This can be done through the Color Balance Adjustment Layer. However, the shadows are a little too yellow and could benefit from a colder blue. It’s a nice balance between the cold and warm tones and you want to keep this contrast. Let’s say you have a photo of a winter landscape. We’re going to look a little closer at how Luminosity Masks work in a minute but let me give you this small example: Not all adjustments look good on the entire photo. Sorry for the lesson on googling, but being aware of thousands of tutorials being around on making luminosity masks, I was little surprised you couldn't find anything.I used Luminosity Masks to target only the highlights in the sky when processing this. That said, it's obviously better to get a direct link to tutorial that someone already knows is a good one, for that I can't help you, as its years since I watched any introductory videos, but the searches above provide lots to be going on with, if no one comes up with a more definitive suggestion.

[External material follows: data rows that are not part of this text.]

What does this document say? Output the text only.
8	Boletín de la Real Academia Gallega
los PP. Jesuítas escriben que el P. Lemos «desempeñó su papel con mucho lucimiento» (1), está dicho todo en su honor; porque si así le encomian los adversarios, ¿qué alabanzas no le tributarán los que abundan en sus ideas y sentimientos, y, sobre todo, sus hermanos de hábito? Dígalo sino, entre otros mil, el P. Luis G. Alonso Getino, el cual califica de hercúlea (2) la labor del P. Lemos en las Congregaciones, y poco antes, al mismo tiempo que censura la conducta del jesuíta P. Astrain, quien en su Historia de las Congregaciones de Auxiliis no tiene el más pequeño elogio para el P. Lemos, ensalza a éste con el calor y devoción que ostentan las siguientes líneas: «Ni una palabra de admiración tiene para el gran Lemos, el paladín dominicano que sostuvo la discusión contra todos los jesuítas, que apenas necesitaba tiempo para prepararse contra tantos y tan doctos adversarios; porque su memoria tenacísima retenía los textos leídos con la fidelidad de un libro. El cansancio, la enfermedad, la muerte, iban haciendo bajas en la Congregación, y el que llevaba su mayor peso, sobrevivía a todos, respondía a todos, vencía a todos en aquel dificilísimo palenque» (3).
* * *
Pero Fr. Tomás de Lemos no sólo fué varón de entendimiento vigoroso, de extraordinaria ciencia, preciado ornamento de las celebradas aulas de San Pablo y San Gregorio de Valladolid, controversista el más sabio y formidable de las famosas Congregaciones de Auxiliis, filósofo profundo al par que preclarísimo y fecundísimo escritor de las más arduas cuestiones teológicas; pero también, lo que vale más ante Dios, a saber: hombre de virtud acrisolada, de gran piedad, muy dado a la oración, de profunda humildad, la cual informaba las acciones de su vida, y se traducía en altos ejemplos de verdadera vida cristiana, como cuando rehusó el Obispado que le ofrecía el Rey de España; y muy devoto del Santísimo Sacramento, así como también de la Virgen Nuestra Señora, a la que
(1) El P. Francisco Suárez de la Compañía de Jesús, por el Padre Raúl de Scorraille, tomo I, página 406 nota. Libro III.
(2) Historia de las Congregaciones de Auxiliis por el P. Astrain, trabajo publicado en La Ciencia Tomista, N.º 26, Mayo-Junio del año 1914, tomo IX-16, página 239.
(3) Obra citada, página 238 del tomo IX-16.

"making luminosity masks photoshop youtube" gives lots of links, and those that do show up suggests that "creating" is the preferred term over "making" so another search with this term changed might yield better results

"making luminosity masks photoshop" yielded a different set of relevant links. I guess you were using the wrong search terms. It was sixth in the searchĮarly on I ended up buying a couple of the plugins, including Lumenzia so I haven't actually used the free version. Including this one from Greg Benz, that explains how to use them along with a link to a free version of his full Lumenzia plugin. I've just googled "luminosity masks photoshop" and come across hundreds of tutorials on making luminosity masks without a plugin, as well as using plugins. Also, if anyone has a favorite YouTube link for learning them.let me know. Is there a free plug-in available that I can use to learn the gist of Luminosity Masks? My internet searching hasn't yielded anything.